Яфа мало что помнила. Только ужасное шипение и запах горелого – впрочем, скорее всего, большей части не было в реальности, только в ее воображении. Потому что она кинулась на помощь матери, попыталась схватить ее за руки, и почувствовала только боль в собственных ладонях.

Эта боль преследовала ее еще много дней. И даже когда повязки сняли, даже когда перестали мазать удушающей мазью, уродливые шрамы никуда не делись. Тогда же Яфа узнала, что ее мать не пережила тот день.

Хотя под большим секретом Лайоли шепотом рассказывала, что госпожа вовсе не умерла на полу в кабинете. И еще несколько суток мучилась от боли и кричала, пока не умерла в своей постели.

Яфа равнодушно взглянула на бумаги на столе. Она знала, что с таким усердием стал искать отец. Он чувствовал себя виноватым – и с остервенением занялся поисками воскрешения. Он хотел вернуть Иффу.

Вздохнув, Яфа поднялась из-за стола. Приходить в кабинет было ошибкой, ей тут делать ничего, она ничего не найдет, кроме пыли.

Кэлферей Леорон

В курильнице тлели остатки ароматных трав. Их запах был едва уловим, он предназначался не для транса, не для связи с духами, а только для молитвы, для верной настройки перед тем, что жрице предстоит совершить позже.

Сидя на коленях посреди маленькой молельни, Кэлферей Леорон вдыхала терпкий дым и, прикрыв глаза, позволяла сознанию блуждать свободно, а мыслям течь, не останавливаясь. Ей нужно было расслабиться, поймать нужную волну – иначе планируемое предприятие никогда не увенчалось бы успехом.

Сигхайю почитали по всему Сумеречному миру. Она возникла в тот момент, когда зародилась первая искорка жизни – ведь именно тогда появилась и она, смерть. И будет вечно, пока не погаснет последняя искра жизни, пока не исчезнет Сумрак.
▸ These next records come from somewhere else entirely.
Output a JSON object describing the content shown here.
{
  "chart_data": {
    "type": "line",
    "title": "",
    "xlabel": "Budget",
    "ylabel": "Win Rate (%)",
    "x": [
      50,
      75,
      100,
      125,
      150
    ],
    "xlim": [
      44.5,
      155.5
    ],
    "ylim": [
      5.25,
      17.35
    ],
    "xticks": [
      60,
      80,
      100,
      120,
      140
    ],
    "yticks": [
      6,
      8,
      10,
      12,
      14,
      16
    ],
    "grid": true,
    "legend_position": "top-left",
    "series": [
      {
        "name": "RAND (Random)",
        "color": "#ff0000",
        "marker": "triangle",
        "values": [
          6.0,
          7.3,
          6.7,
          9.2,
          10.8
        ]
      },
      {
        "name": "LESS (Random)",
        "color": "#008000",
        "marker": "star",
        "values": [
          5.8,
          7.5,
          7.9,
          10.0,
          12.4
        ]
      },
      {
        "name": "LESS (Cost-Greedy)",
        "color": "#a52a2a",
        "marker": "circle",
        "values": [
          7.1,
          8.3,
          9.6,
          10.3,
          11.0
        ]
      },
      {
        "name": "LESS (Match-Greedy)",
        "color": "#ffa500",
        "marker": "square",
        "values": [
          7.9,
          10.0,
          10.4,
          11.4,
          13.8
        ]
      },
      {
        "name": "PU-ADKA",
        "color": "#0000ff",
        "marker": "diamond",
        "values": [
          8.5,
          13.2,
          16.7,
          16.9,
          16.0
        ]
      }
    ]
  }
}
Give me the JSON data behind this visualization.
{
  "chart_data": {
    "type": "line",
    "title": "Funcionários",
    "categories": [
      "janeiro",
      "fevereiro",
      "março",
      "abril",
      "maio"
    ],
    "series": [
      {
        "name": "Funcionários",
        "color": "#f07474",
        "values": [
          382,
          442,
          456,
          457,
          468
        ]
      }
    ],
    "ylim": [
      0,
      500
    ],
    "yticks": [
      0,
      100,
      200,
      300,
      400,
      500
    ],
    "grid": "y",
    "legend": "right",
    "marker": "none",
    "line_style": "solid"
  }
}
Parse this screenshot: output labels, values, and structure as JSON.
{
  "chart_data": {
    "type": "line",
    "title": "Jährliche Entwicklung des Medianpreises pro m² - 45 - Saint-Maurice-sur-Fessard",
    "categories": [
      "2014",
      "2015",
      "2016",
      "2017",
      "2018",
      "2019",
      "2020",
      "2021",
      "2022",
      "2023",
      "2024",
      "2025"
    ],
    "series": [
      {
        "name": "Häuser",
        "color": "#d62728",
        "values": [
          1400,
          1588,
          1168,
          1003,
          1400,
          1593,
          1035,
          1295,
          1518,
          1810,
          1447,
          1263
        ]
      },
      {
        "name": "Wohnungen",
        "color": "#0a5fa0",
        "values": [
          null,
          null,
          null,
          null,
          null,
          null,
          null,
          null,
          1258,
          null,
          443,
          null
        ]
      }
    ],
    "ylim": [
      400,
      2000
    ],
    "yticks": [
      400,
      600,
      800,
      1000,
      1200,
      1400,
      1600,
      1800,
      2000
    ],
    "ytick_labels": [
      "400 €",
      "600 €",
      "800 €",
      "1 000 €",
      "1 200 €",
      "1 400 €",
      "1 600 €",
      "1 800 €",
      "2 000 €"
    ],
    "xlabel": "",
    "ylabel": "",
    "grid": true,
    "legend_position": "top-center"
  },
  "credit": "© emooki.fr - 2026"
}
Кэлферей облизала пересохшие губы и вызвала в памяти ощущение богини – не образ, конечно же, ведь у Сигхайи нет воплощения. Не стоит призывать ее раньше времени, давая смерти обличье. Но Кэлферей хорошо помнило те чувства, что испытала на третий день посвящения. То удивительное ощущение, что она не одна, и рядом всегда будет иной незримый мир – и Белая госпожа, отныне скрывающая ее полами своей одежды.

После этого Кэлферей получила собственную маску, означающую, что отныне она полноправная жрица, госпожа Плюща.

Ей часто казалось, что отец позволил подобное только из-за того, что к тому моменту у него уже была новая жена и наследник. И если старшая дочь решила не плодиться и размножаться, а стать жрицей, то почему бы и нет. К тому же, никаких запретов на брак у господ Плюща не было, даже у служительниц Белой госпожи.